In light of these results, we consider that Model 1 originally proposed by the FDA (12, 13) as a pre-test should be avoided due to the risk of type I error inflation. Well-known examples where a pre-test inflates the type I error are assessing variance homogenicity (24) and testing for a sequence effect in comparative bioavailability (25, 26). For this reason, our recommendation is to use Model 2 (or 3) instead. This investigation is reminiscent of the discussion of the subject-by-formulation variance component, with a similar result: The estimate for this variance component was positively biased, leading to substantial false-positive tests (27). In analogy, none of the published adaptive sequential methods contains a “poolability criterion” (28,29,30,31,32,33,34). Instead, data are always pooled, regardless of the results of the stages. As recently recommended, the planned model and procedures should be unambiguously stated in the protocol (5, 14, 15). Subgroup results should always be interpreted cautiously (35). In order to increase power, Bayesian shrinkage analysis of subgroups (36) must only be applied if specified a priori and not post hoc (i.e., after detecting a significant group-by-treatment interaction). Data-driven post hoc analysis is also discouraged by the International Council of Harmonisation (5).

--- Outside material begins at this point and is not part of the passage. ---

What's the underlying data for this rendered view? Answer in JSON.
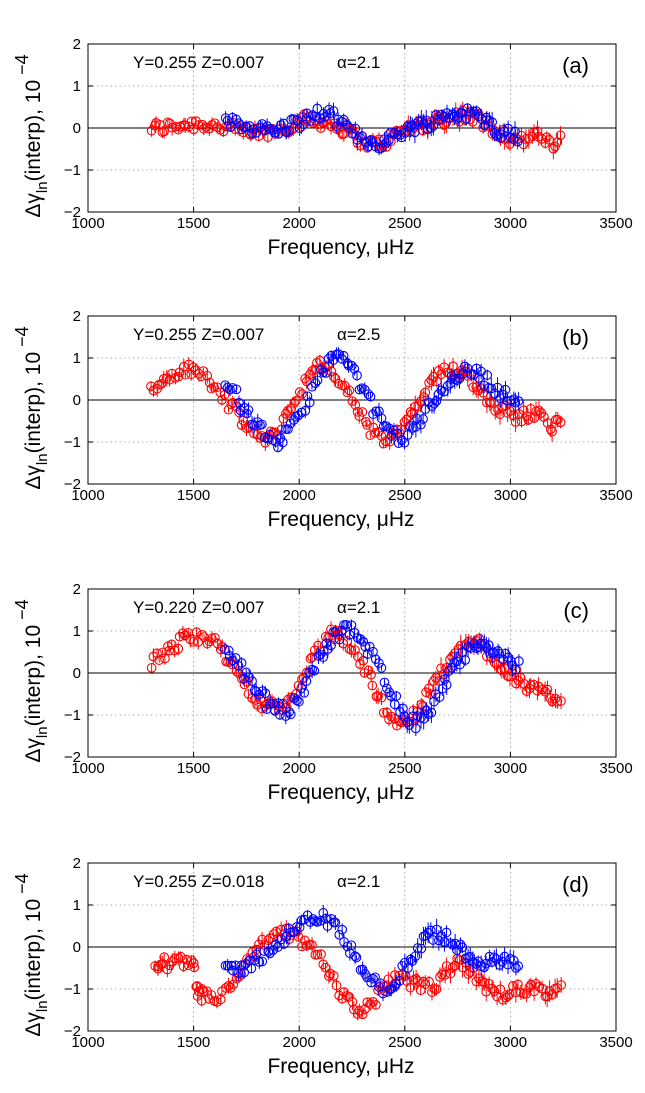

It must be mentioned that in frequentist statistics, the outcome of any level α-test is dichotomous: The null hypothesis is either rejected or not rejected, not something that can be represented with a probability. It is a common fallacy to regard the p-value as the probability that the null hypothesis is true — or the alternative hypothesis is false (37, 38). It is well known that the more sophisticated interaction terms have a higher standard error than those of the main effects. Moreover, even more so in this case, since they involve a comparison between subjects instead of the main comparison which is within subjects, with a lower residual variance. On the other hand, the main analysis in an equivalence study is based on a Neyman-Pearson (NP) test, designed with a review of the evidence (either published or not) in favor of {θ1, θ2}, the limits of the “not clinically relevance” margin. That is, the alternative hypothesis H1 is an interval θ1 < μTμR < θ2. Furthermore, the sample size has been determined to obtain the desired power, taking into account the standard error of the estimator of the main comparison. This higher standard error leads to a lower power for the interaction, which, added to the lack of prior support for Δ, explains the results obtained in this study, which summarizes the well-known joke “Enjoy your unexpectedly significant results, … because you will not see them again.”

In order to recapitulate, the standard significance test lacks both power and prior support for H1, leading to (39) — which respects the NP test. Therefore, we must distinguish between NP and significance testing (39), as well as remember the advice about lack of power and prior support for H1 (40).

Conclusion

Testing for a group-by-treatment interaction is neither useful nor appropriate. When a group-by-treatment interaction does not exist in the data, it will incorrectly be detected at the level of the test. Even when a true group-by-treatment interaction exists, it will likely not be detected — except in the case of large sample sizes and extremely different group sizes — because in crossover designs, T vs. R is tested with a greater sample size than the G × T interaction; in the former, all subjects are used, whereas, for G × T, the subjects are split into groups and tested between them. Since the test has low power but will be significant at the α level even in the absence of true group-by-treatment interaction, it is not in any way clear how this test could contribute to regulatory decision-making. This work demonstrates a lack of utility for including a group-by-treatment interaction in the model for assessment of single-site comparative bioavailability studies when the clinical trial study structure is divided into groups for logistical reasons. The authors thus see no particular merit in this test for regulatory submissions anywhere.